= Eugene Edgerson =

American basketball player

Eugene Edgerson (born February 10, 1978, in New Orleans, Louisiana) is an American basketball player who used to play for the Harlem Globetrotters. As is tradition with the Globetrotters, Edgerson has a nickname: "Wildkat", presumably in honor of his alma mater, the University of Arizona.

Edgerson spent 1996–2001 as a member of the Arizona Wildcats men's basketball team. He played on a pair of Final Four teams (1997, 2001) with the Wildcats and was a member of the UA 1997 National Championship squad. In a 1998 game vs. BYU, he intentionally threw an elbow into the face of BYU's Brett Jepsen that knocked Jepsen unconscious for 20 seconds and ended Jepsen's playing career. Edgerson wrote Jepsen a letter of apology but Jepsen did not respond.

 Because of his aggressive style of play, All Sports Tucson named Edgerson one of the Top 5 Badass Wildcats of All Time.

He is a member of Phi Beta Sigma fraternity.
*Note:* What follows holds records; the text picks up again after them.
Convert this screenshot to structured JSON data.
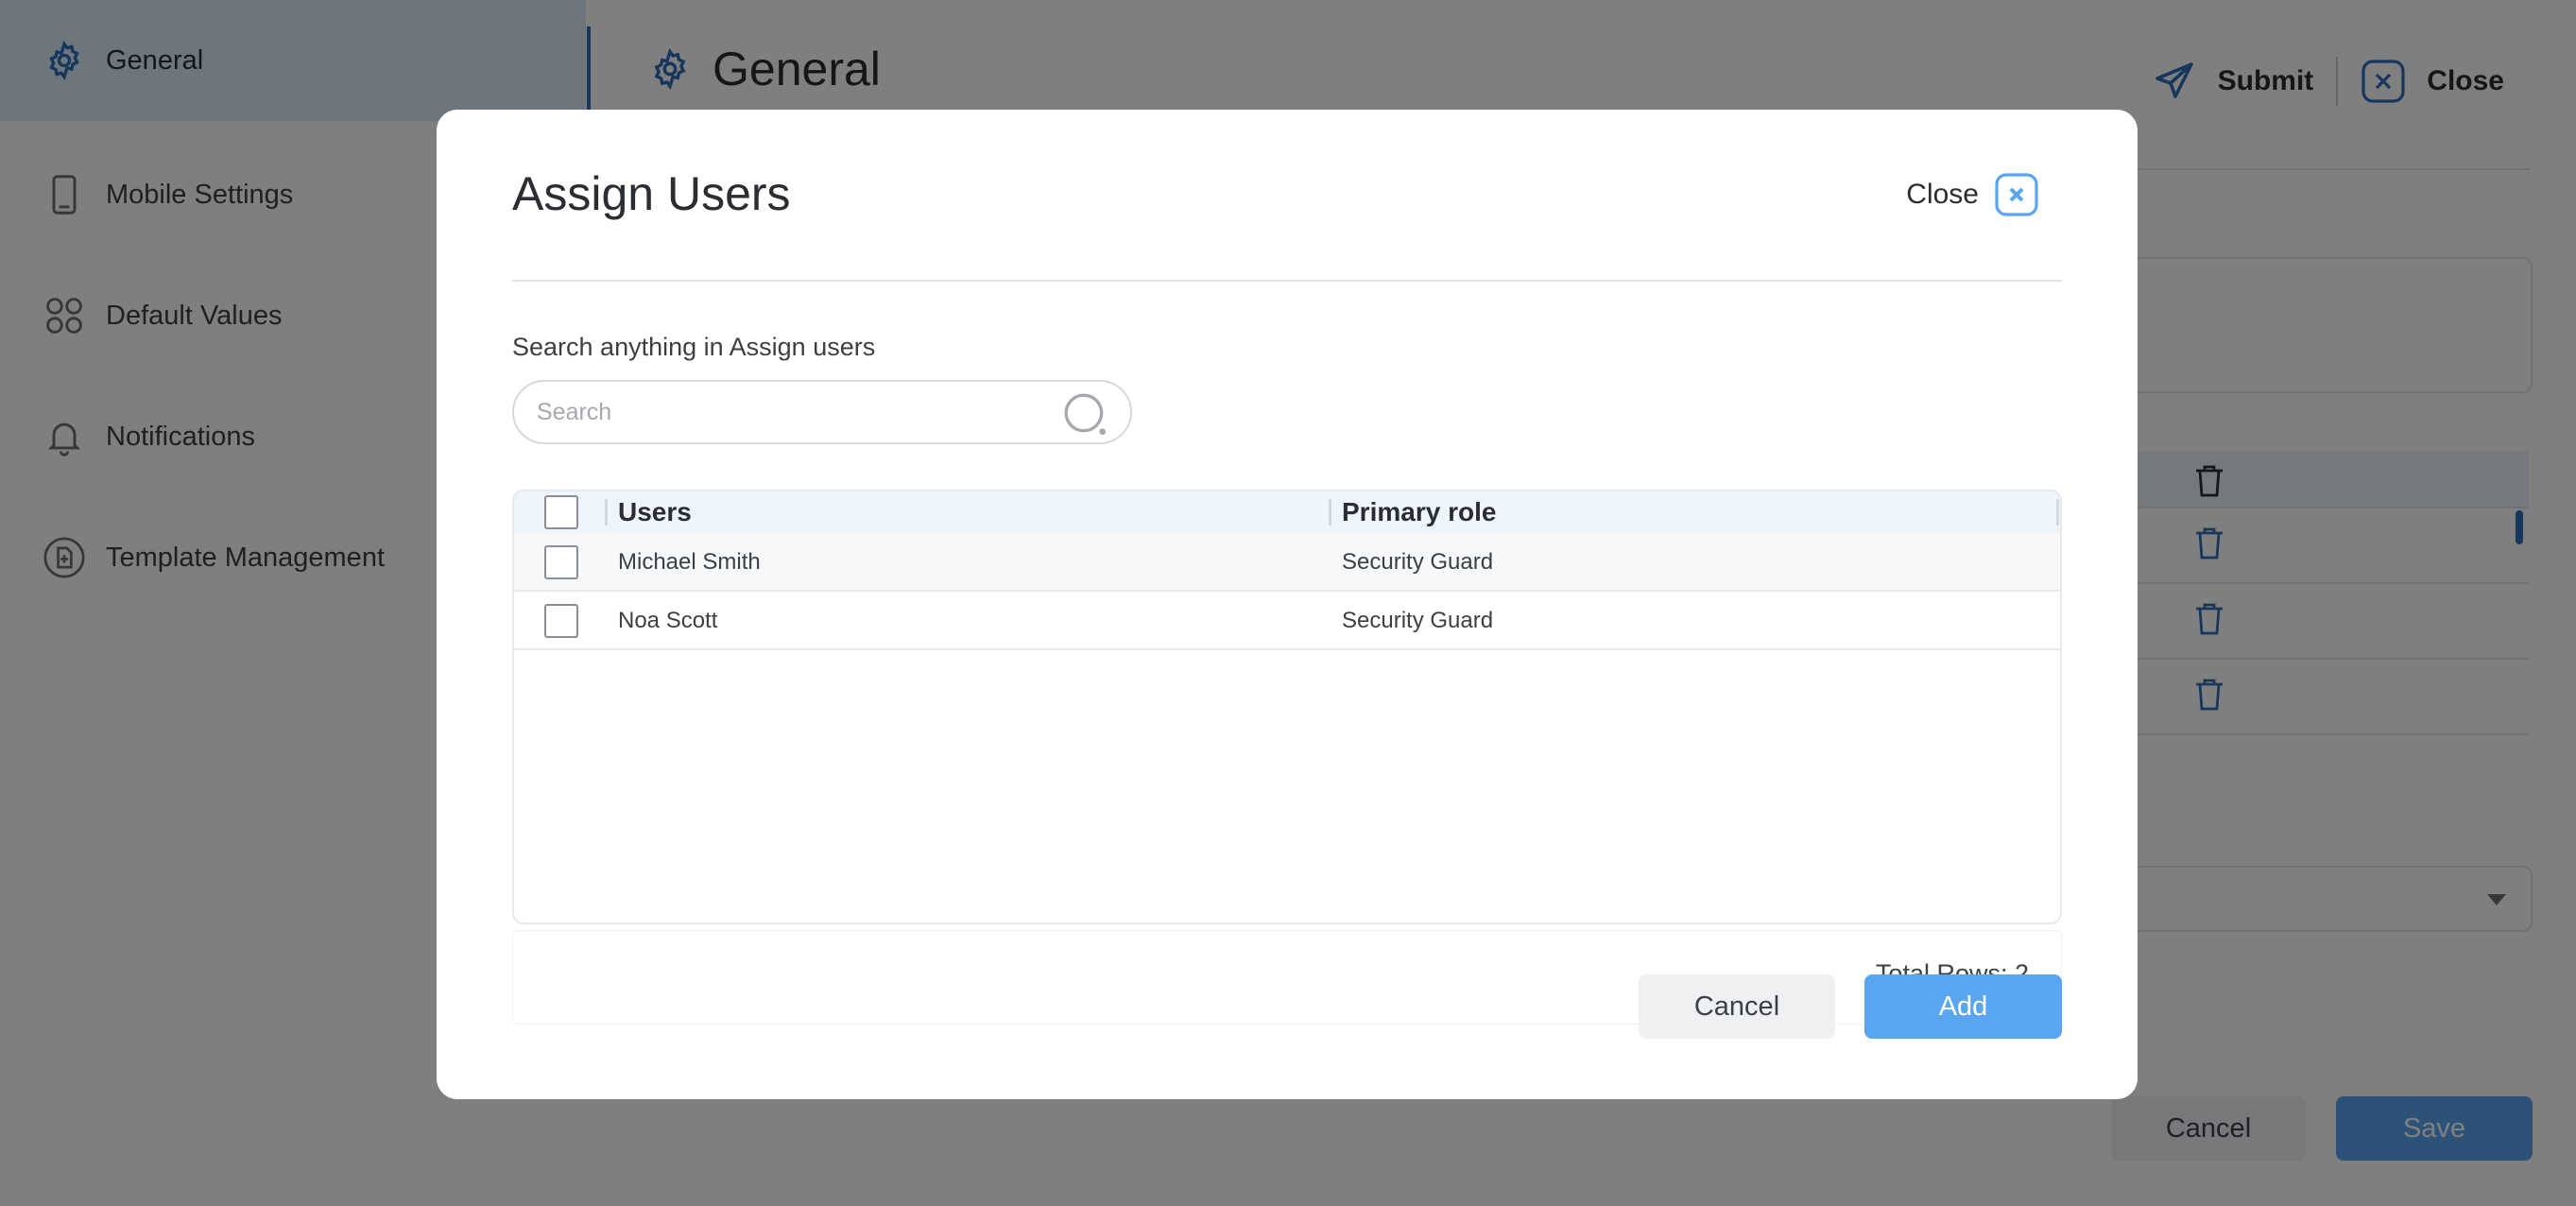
{
  "sidebar": {
    "items": [
      {
        "label": "General",
        "icon": "gear-icon",
        "active": true
      },
      {
        "label": "Mobile Settings",
        "icon": "mobile-icon"
      },
      {
        "label": "Default Values",
        "icon": "grid-circles-icon"
      },
      {
        "label": "Notifications",
        "icon": "bell-icon"
      },
      {
        "label": "Template Management",
        "icon": "template-icon"
      }
    ]
  },
  "header": {
    "title": "General",
    "title_icon": "gear-icon",
    "submit_label": "Submit",
    "close_label": "Close"
  },
  "footer": {
    "cancel_label": "Cancel",
    "save_label": "Save"
  },
  "modal": {
    "title": "Assign Users",
    "close_label": "Close",
    "search_label": "Search anything in Assign users",
    "search_placeholder": "Search",
    "search_value": "",
    "columns": [
      "Users",
      "Primary role"
    ],
    "rows": [
      {
        "user": "Michael Smith",
        "role": "Security Guard",
        "checked": false
      },
      {
        "user": "Noa Scott",
        "role": "Security Guard",
        "checked": false
      }
    ],
    "total_rows_label": "Total Rows: 2",
    "cancel_label": "Cancel",
    "add_label": "Add"
  },
  "colors": {
    "accent": "#2f6db8",
    "primary_button": "#5aa5f0",
    "active_sidebar_bg": "#d9edf9",
    "overlay": "rgba(0,0,0,0.5)"
  }
}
He appeared as a Globetrotter on the ESPN2 program Cold Pizza on March 1, 2007.

During his career at Arizona, Edgerson took a one-year hiatus from competitive basketball to fulfill student-teaching duties at a Tucson kindergarten.
He was a detention officer and joined the Pima Community College Police Department after graduating for the Southern Arizona Law Enforcement Training Center.